心療内科を受診される方の多くは、「このつらい症状が治ってほしい」という思いを抱えていらっしゃいます。

しかし、ここで私たちが一緒に考えたいのは、「治る」という言葉の本当の意味です。

これは一人ひとり、まったく違うものだと私は考えています。

たとえば、不眠症でいらっしゃる患者さん。

お薬を使い始めると、多くの場合、夜眠れるようになります。この時点で「もう日常生活で困らないから治った」と感じる方もいれば、「薬を飲んでいるうちは治ったとは言えない。

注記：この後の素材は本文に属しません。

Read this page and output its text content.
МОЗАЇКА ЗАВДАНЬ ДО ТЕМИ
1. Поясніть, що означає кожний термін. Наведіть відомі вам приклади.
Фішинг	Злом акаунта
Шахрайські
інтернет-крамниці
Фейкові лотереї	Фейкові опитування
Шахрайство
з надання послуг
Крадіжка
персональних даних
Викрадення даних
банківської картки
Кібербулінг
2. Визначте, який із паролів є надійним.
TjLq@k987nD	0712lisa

薬なしで眠れて初めて治ったと言える」と考える方もいらっしゃいます。

後者の場合、私たちは薬で症状を軽くしている間に、根本的な改善を目指す必要があります。

不眠の原因となっている生活習慣を見直したり、ストレス要因を減らしたりするお手伝いをします。

眠れないこと自体が苦痛で、まずはそのつらさを取り除きたいという方もいれば、「眠れなくても、日中は困っていないからもう大丈夫」と感じて、それ以上治療を必要としない方もいらっしゃいます。

ゴールは人それぞれ

私たちが目指すゴールは、患者さんご自身が決めるものです。

「普段は薬なしで大丈夫だけど、大切な用事があるときだけは念のためにお薬を使いたい」という方もいらっしゃいます。これも、その方にとっての「治っている」状態と言えるかもしれません。

もちろん、「どんな時も薬に頼らず眠りたい」という強い思いを持つ方もいらっしゃいます。

このように、目指すゴールが違えば、治療へのアプローチも当然変わってきます。

一人ひとりの「治る」の定義を共有し、同じゴールに向かって一緒に歩んでいくこと。

それが、心療内科の治療において、最も大切にしていることだと私は思っています。

あなたの「治る」は、どんな状態でしょうか。ぜひ聞かせてください。